Gout is commonly undertreated and can lead to significant disability. Few data are available about the lived experience of gout or the barriers to effective urate-lowering therapy in men with gout.
This study aims to understand the experience of men living with chronic gout using a qualitative grounded theory approach.
Eleven English-speaking men with chronic gout participated in an in-depth semistructured interview about their experiences of living with gout. Interviews were recorded and transcribed. Consensus groups were used to analyze and validate the themes arising from the transcripts.
Three major themes related to the experience of gout emerged from the interviews: the impact of disease (pain, dependency on family members during flares, isolation, work disability), the progressiveness of untreated gout (increasing number of affected joints and frequency of flares, increase in food type triggers, escalating treatment required to control flares due to reducing efficacy of anti-inflammatory medication), and the lack of knowledge of gout (a community wide lack of understanding of the causes or prevention of gout, stoicism/tolerance to symptoms and disability, personal and social stigma related to gout).
Chronic gout has an important impact on both the patient and his family.
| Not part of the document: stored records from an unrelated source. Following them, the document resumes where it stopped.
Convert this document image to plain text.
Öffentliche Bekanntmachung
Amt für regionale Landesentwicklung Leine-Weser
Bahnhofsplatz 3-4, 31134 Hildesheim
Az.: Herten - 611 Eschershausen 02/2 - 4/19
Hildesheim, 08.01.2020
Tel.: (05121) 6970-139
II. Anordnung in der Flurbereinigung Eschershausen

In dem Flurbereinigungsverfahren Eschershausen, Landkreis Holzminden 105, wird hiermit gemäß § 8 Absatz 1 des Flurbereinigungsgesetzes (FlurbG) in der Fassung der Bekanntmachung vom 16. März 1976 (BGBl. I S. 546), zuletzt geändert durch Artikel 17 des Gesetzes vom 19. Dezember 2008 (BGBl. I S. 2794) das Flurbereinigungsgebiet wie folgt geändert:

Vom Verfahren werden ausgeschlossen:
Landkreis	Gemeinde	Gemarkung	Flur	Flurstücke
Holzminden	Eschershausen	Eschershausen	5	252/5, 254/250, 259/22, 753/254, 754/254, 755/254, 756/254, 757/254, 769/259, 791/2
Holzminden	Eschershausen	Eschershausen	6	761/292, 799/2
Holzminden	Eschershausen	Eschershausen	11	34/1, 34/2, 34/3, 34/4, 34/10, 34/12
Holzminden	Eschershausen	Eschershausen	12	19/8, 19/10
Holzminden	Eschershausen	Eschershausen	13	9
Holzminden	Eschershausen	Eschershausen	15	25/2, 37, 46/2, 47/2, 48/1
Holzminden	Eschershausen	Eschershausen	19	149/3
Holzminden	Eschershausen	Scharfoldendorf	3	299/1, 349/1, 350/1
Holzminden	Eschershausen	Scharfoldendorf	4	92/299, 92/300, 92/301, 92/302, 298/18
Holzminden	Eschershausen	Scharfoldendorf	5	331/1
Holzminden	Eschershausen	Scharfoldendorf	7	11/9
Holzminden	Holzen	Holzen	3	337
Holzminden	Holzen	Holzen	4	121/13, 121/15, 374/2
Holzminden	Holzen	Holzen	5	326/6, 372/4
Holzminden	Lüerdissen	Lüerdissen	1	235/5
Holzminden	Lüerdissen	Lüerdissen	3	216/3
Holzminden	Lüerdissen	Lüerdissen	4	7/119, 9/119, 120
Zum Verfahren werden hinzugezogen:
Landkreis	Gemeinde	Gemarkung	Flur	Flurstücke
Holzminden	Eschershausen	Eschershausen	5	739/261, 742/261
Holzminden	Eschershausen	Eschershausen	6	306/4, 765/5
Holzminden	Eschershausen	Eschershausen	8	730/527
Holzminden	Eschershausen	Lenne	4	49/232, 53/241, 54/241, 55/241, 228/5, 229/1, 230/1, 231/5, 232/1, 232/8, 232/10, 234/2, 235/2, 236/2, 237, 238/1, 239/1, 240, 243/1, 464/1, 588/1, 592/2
This work provides previously hidden perspectives of the experience of gout, which may be generalized to other men with gout, suggesting that shame, embarrassment, and stigma lead to trivialization of the impact of disease despite its severity. These experiences may lead to undertreatment of gout because of lack of disclosure of symptom severity and lack of expectation of treatment effectiveness, which in turn could contribute to the development of progressive gout.